[development] Gerhard, Kjartan, Steven... please explain better

Gerhard Killesreiter gerhard at killesreiter.de
Sun Dec 17 12:58:07 UTC 2006


Robert Douglass wrote:

> In the sandbox discussion, an interesting pattern has appeared. 
> Virtually every developer who is involved with Drupal.org infrastructure 
> at a personal level (those named in the title) want to bring order to 

The actual proposal was actually brought up by somebody else and was to 
completely remove the sandboxes. I opposed this and hence see it as a 
bit ironic that you mention me first...

> the sandboxes and crowbar the "not projects" that live there into the 
> new release system. Everybody else is against this. Worse, we don't seem 
> to be moving towards agreement.

I am not that pessimistic. Most people seem to understand now that 
module development should be in /modules.

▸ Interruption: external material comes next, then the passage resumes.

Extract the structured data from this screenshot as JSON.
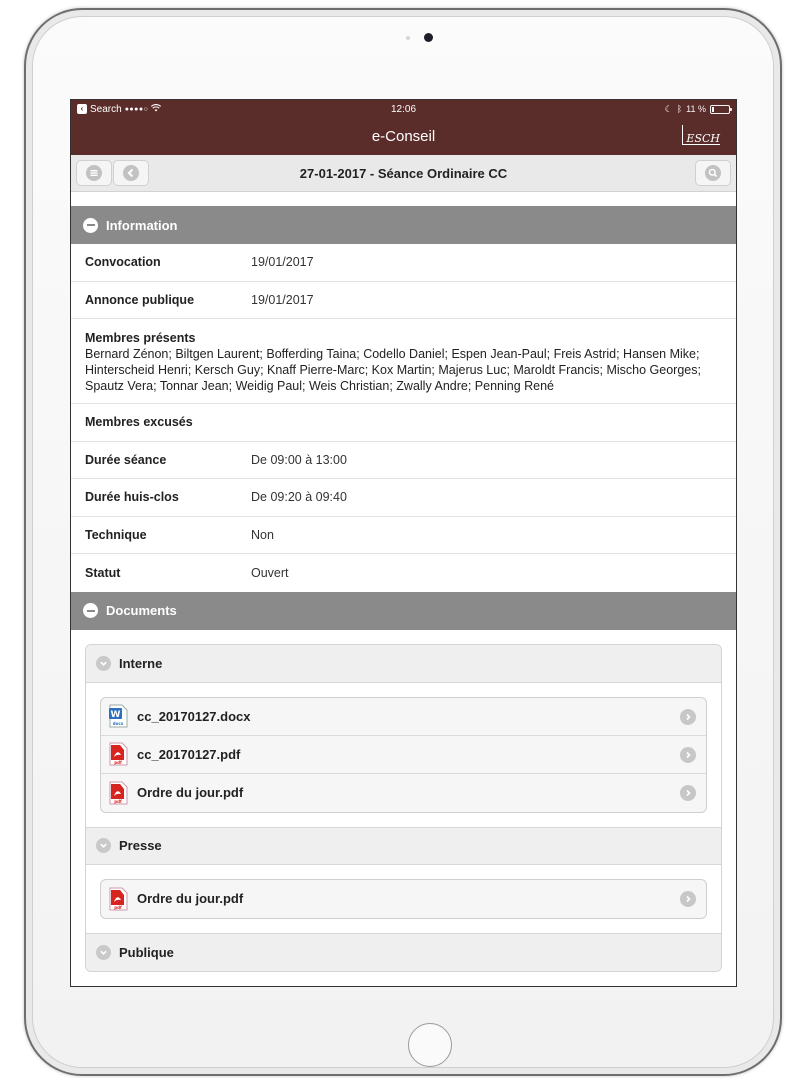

> Usually in a case like this, one side of the story isn't fully 
> understood. I have to admit that I still don't understand what is so bad 
> about the sandboxes that makes the people involved with infrastructure 
> hate them. I use my sandbox only infrequently but am very glad it is 
> there.

Why? A recent commti you did was your memcached code. Does this need to 
be in a sandbox? Shouldn't this rather be an attachment to an issue or 
even a project?

> The answer can't be "the code there is lousy" because that 
> applies to at least 200 of the projects in contrib as well (a number 
> which will rise with the new proposed changes). So what is it that makes 
> the sandboxes a thorn in the side of the people who actually have to 
> maintain the infrastructure?

Kjartan has explained that quite well.

As far as I see it there are the following use cases for sandboxes that 
don't fit the current rules:

- share some code snippet (Karoly, Goba)
- develop patches for contrib modules

Of these only the last one needs (IMO) revision control and we could 
amend the rules to allow for this. For the first use cases a file upload 
to an issue or the snippet repository in the handbook should be fine. It 
is actually better there because it can be more easily found.

> The work that goes into Drupal.org 
> infrastructure is chronically under-appreciated, and if the sandboxes 
> are a special burden that I (we) haven't recognized, it would help the 
> conversation to find that out.

They are simply uncontrollable, nobody is really accountable for the 
stuff in there etc. And most of the stuff is crap that nobody will 
understand, ie is completely undocumented and thus unusable by anybody 
but the author.

Example:

http://cvs.drupal.org/viewcvs/drupal/contributions/sandbox/yched/

I initially was delighted to find this, because there is some 
nodereference issue I need to get resolved. But what am I supposed to do 
with this? "Fisrt test commit :-)" is not a useful commit message and 
the README is only the original.

Most of the other sandboxes are similar: Undocumented, non-working, 
age-old stuff. 98% inside these sandboxes is crap not worth keeping.